Kokosöl hat enorme gesundheitlich Vorteile und hat auch die wichtigen Omega-Fettsäuren.
In der richtigen Weise in die tägliche Ernährung eingebaut, das heißt maßvoll, landet dies Kokosfett nicht auf den Hüften.
Wenn Sie einen Teil Ihrer Tageskalorien Kohlehydrate gegen Kokosfett eintauschen, haben Sie dazu noch den Vorteil,
das Kokosöl Energie liefert,  doch den Blutzuckerspiegel nicht aus dem Gleichgewicht bringt.
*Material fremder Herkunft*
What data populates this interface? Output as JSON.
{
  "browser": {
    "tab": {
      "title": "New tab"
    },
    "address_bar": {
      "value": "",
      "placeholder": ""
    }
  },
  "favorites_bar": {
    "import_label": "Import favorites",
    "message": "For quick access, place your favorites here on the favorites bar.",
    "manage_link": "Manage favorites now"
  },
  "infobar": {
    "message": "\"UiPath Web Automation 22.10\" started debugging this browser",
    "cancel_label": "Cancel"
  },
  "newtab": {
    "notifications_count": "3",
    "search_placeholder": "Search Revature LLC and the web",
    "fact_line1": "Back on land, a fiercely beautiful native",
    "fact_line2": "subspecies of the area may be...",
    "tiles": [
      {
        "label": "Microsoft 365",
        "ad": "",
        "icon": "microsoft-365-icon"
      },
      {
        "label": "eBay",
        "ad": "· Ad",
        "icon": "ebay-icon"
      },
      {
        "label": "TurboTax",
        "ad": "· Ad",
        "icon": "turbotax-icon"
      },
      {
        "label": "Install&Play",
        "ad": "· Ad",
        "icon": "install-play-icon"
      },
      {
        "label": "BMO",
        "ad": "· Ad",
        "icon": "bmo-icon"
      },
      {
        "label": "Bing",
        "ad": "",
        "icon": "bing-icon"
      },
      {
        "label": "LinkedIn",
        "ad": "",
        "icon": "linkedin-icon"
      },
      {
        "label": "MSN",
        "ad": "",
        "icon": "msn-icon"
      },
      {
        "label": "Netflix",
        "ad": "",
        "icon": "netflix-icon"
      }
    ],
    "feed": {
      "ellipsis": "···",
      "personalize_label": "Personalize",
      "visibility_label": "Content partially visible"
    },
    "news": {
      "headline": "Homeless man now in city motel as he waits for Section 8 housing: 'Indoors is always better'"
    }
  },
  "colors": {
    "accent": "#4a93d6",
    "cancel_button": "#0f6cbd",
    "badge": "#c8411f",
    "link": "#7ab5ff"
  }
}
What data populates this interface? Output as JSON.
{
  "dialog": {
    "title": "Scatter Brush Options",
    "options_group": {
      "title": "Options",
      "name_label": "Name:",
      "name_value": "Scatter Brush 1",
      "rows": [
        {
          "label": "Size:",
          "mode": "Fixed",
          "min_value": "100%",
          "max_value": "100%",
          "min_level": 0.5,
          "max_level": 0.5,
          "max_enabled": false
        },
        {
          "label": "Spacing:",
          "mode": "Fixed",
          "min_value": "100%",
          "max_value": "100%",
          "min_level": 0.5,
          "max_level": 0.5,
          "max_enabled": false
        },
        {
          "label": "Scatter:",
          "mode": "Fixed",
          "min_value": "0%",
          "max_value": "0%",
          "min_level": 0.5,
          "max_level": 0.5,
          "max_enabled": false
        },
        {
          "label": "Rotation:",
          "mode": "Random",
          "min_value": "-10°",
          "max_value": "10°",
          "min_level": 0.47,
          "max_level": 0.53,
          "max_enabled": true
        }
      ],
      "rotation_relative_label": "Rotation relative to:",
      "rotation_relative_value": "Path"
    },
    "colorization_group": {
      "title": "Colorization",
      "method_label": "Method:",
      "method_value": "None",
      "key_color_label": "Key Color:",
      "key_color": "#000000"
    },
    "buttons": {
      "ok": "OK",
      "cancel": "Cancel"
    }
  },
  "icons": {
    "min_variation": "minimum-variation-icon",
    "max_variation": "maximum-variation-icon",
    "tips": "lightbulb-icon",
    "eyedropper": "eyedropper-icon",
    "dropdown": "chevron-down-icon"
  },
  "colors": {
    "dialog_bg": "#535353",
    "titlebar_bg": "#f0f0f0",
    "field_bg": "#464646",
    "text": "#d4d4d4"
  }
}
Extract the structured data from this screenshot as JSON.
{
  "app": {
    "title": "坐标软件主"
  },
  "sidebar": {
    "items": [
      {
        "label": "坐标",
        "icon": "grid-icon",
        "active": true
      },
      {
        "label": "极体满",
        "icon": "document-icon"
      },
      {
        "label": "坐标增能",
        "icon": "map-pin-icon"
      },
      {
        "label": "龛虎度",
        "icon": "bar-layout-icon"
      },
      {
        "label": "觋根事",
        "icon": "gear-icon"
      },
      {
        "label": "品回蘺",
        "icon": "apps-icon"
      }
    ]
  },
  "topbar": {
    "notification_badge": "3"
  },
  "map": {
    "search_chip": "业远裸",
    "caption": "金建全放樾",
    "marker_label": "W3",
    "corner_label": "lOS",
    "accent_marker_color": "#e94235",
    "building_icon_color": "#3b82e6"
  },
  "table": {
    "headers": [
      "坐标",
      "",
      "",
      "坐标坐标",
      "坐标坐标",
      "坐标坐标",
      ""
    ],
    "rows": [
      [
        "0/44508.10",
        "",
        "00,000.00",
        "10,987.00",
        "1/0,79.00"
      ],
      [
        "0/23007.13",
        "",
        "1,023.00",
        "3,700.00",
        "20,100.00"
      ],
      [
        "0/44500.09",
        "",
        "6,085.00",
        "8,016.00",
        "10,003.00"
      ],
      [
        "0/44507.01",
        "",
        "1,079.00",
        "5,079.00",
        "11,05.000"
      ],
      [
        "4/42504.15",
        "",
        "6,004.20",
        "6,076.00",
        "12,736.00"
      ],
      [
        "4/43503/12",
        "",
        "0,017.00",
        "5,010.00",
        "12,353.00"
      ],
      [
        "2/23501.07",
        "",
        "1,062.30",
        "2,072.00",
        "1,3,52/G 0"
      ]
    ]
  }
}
Kokosöl ist so besonders unter den mittelkettigen Fettsäuren, da es aus einem großen Teil Laurinsäure und
Caprylsäure besteht.Studien haben ergeben, dass diese mittelkettigen Fettsäuren die Zellwände von Viren
angreifen können und deren Verbreitung damit behindern können und antibakterielle und pilzhemmende
Eigenschaften ausweisen

Wer Probleme mit der Verdauung hat, sollte zu Kokosfett wechseln.
Die mittelkettigen Fettsäuren werden bereits im Mund und im Magen aus ihrem Fettverbund herausgelöst,
sodass die Verdauungssäfte der Galle und der Bausspeicheldrüse nicht für Ihre Verdauung benötigt werden.
Deswegen ist Kokosfett für Kinder und ältere Menschen, sowie für Menschen mit Verdauungsproblemen
und Unverträglichkeiten empfehlenswert.

Für einen leckeren und gesunden Brotaufstrich bietet Platinum das Kokosöl + Best of greens + etwas Salz eine
optimale Ausgangsbasis. Dafür nehmen Sie eine Portion Kokosfett und verrühren es mit einen guten
Pflanzenöl für eine streichfähige Konsistenz.
Dann geben Sie etwas Salz dazu + 1 oder 2 Eßlöffel (je nach Größe der Portion) Best of greens dazu,
das ergibt einen sehr leckeren Brotaufstrich, der dem Körper Energie und Vitalstoffe gibt und nicht dick macht.
Das eignet sich auch  hervorragend über gedünstetes Gemüse schmelzen lassen.
Über Spagetti ergibt das einen leckeren Glanz und sehr guten Geschmack, es verfeinert den Geschmack.

Kokosbalsam

Kokos Zimt Balsam für eine strahlende Haut

Kokosöl ist auch optimal für die tägliche Körperpflege.
In meiner aromarin Pflegeserie gibt es ein wonnig duftendes Kokos-Zimt Balsam,
hergestellt aus Bio Kokosfett + Pflanzenöl + aromatische Essenzen, welches herrlich duftet
und Ihrer Haut schmeichelt und zart und weich macht.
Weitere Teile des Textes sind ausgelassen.